Alternatives considered¶
A. Architecture choice (deferred — decision table for follow-up PR)¶
| Architecture | Parameters | Distillation PLCC target | From-scratch PLCC target | Notes |
|---|---|---|---|---|
| 2×64 nano MLP | ~8 k | ~0.92 | ~0.88 | Fits in 32 KB; ORT MatMul improvement applies |
| 3×128 tiny MLP | ~50 k | ~0.96 | ~0.93 | Prior recommendation (Research-0706) |
| 4×256 small MLP | ~200 k | ~0.97 | ~0.95 | Diminishing returns above 3×128 per EfficientVMAF |
| Attention-pooled frame encoder | ~300 k | ~0.97 | ~0.95 | Adds temporal modelling; requires frame-level features |
B. Training regime (deferred)¶
| Option | Pros | Cons | Status |
|---|---|---|---|
Distill from vmaf_v0.6.1 | Soft labels free; no subjective data needed; direct comparison baseline | Inherits v0.6.1 biases | Recommended per ADR-0242 |
| Train from scratch on Netflix subjective scores | Potentially higher ground-truth fidelity | Subjective scores unpublished for this corpus; annotation uncertainty | Viable but requires annotation |
| Hybrid: distill then fine-tune on subjective subset | Best of both | More complex pipeline; annotation required | Deferred |
C. Evaluation scope (deferred)¶
| Option | Pros | Cons | Status |
|---|---|---|---|
| Netflix golden pairs as correctness gate only | Zero extra work; gates already exist | Does not catch cross-backend regressions | Default |
| Golden pairs + cross-backend ULP deltas | Full parity check | Requires GPU access in CI | Deferred to follow-up |
D. PR scope (this ADR)¶
| Option | Pros | Cons | Status |
|---|---|---|---|
| Open the PR immediately (this ADR) | Unblocks architecture discussion; satisfies idempotency key | Another ADR without new code | Chosen |
| Wait for architecture selection | Fewer PRs | Delays the formal review gate; state lost on context reset | Rejected |
| Merge directly to master | Fewer branch steps | Violates CLAUDE.md §12 rule 3 | Rejected |
Consequences¶
- Positive: branch
ai/tiny-netflix-training-scaffoldexists on origin, satisfying the routine's idempotency key for all subsequent daily runs. - Positive: architecture-selection discussion has a single reviewable PR home.

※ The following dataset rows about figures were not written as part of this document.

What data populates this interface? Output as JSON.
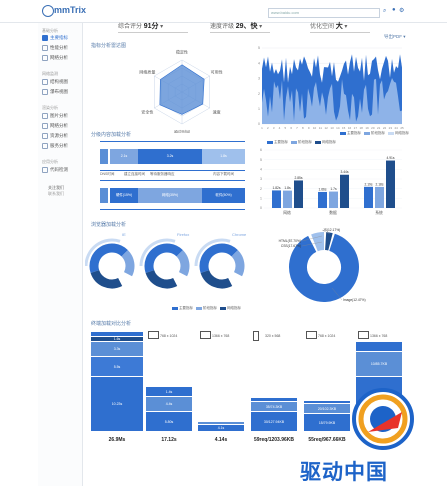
{
  "app": {
    "logo": "mmTrix",
    "search_placeholder": "www.baidu.com"
  },
  "sidebar": {
    "sections": [
      {
        "title": "基础分析",
        "items": [
          "主要指标",
          "性能分析",
          "网络分析"
        ]
      },
      {
        "title": "网络监测",
        "items": [
          "结构视图",
          "瀑布视图"
        ]
      },
      {
        "title": "渲染分析",
        "items": [
          "图片分析",
          "网络分析",
          "资源分析",
          "服务分析"
        ]
      },
      {
        "title": "应用分析",
        "items": [
          "代码检测"
        ]
      }
    ],
    "active_item": "主要指标",
    "footer": [
      "关注我们",
      "联系我们"
    ]
  },
  "header": {
    "scores": [
      {
        "label": "综合评分",
        "value": "91分"
      },
      {
        "label": "速度评级",
        "value": "29、快"
      },
      {
        "label": "优化空间",
        "value": "大"
      }
    ],
    "export_label": "导出PDF"
  },
  "sections": {
    "radar_title": "指标分析雷达图",
    "compare_title": "分级内容加载分析",
    "browser_title": "浏览器加载分析",
    "device_title": "终端加载对比分析"
  },
  "radar": {
    "axes": [
      "稳定性",
      "可用性",
      "速度",
      "响应时间",
      "安全性",
      "网络质量"
    ],
    "values": [
      0.85,
      0.8,
      0.75,
      0.7,
      0.8,
      0.78
    ]
  },
  "area_chart": {
    "y_ticks": [
      "0",
      "1",
      "2",
      "3",
      "4",
      "5"
    ],
    "x_ticks": [
      "1",
      "2",
      "3",
      "4",
      "5",
      "6",
      "7",
      "8",
      "9",
      "10",
      "11",
      "12",
      "13",
      "14",
      "15",
      "16",
      "17",
      "18",
      "19",
      "20",
      "21",
      "22",
      "23",
      "24",
      "25"
    ],
    "legend": [
      "主要指标",
      "阶段指标",
      "网络指标"
    ]
  },
  "stacked_bars": {
    "row1": {
      "segments": [
        "DNS",
        "2.1s",
        "3.2s",
        "1.8s"
      ],
      "labels": [
        "DNS时间",
        "建立连接时间",
        "等待服务器响应",
        "内容下载时间"
      ]
    },
    "row2": {
      "segments": [
        "0.2s",
        "硬件(15%)",
        "网络(35%)",
        "软件(50%)"
      ]
    }
  },
  "bar_chart": {
    "legend": [
      "主要指标",
      "阶段指标",
      "网络指标"
    ],
    "y_ticks": [
      "0",
      "1",
      "2",
      "3",
      "4",
      "5",
      "6"
    ],
    "groups": [
      "网络",
      "数据",
      "系统"
    ],
    "values": [
      [
        "1.82s",
        "1.8s",
        "2.85s"
      ],
      [
        "1.66s",
        "1.7s",
        "3.44s"
      ],
      [
        "2.19s",
        "2.18s",
        "4.91s"
      ]
    ]
  },
  "donuts": {
    "labels": [
      "IE",
      "Firefox",
      "Chrome"
    ],
    "legend": [
      "主要指标",
      "阶段指标",
      "网络指标"
    ]
  },
  "big_donut": {
    "labels": [
      "HTML(57.70%)",
      "CSS(17.67%)",
      "JS(12.17%)",
      "Image(12.47%)"
    ]
  },
  "devices": [
    {
      "label": "320 x 568",
      "total": "26.9Ms"
    },
    {
      "label": "768 x 1024",
      "total": "17.12s"
    },
    {
      "label": "1366 x 768",
      "total": "4.14s"
    },
    {
      "label": "320 x 568",
      "total": "59req/1203.96KB"
    },
    {
      "label": "768 x 1024",
      "total": "55req/967.66KB"
    },
    {
      "label": "1366 x 768",
      "total": ""
    }
  ],
  "watermark": "驱动中国",
  "colors": {
    "primary": "#2f6fcf",
    "light": "#7ea6e0",
    "dark": "#1f4e8c",
    "pale": "#c9dbf3"
  }
}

- Positive: MCP smoke-test (
test_smoke_e2e.py) is verified to exercise the fullvmaf_scoreJSON-RPC path against the Netflix golden fixture within places=2. - Negative: ADR count grows without new code shipping.
- Neutral / follow-ups:
- Architecture selection PR (follow-up, pending user popup response).
- First training run PR (multi-day GPU job,
--data-root .workingdir2/netflix/). - CI cannot validate the corpus path (gitignored); manual pre-run check required.
References¶
- ADR-0242: Tiny-AI training on the original Netflix VMAF corpus — root decision.
- ADR-0612, ADR-0640, ADR-0682: prior 2026-05-19, -20, -22 research iterations.
- ADR-0198: volk static-archive priv remap — gate PR (PR #152).
- Research-0019: Tiny-AI Training on the Netflix VMAF Corpus — original methodology survey.
- Research-0706: Tiny-AI Netflix Training Prep — 2026-05-22 — prior digest.
- Research-0730: Tiny-AI Netflix Training Prep — 2026-05-27 — this PR's digest.
project_netflix_training_corpus_localuser-memory entry: local corpus at.workingdir2/netflix/, 9 reference + 70 distorted YUVs, gitignored, naming convention<source>_<quality>_<height>_<bitrate-kbps>.yuv.- Source: req (daily prep-scaffolding routine, Lusoris project instruction).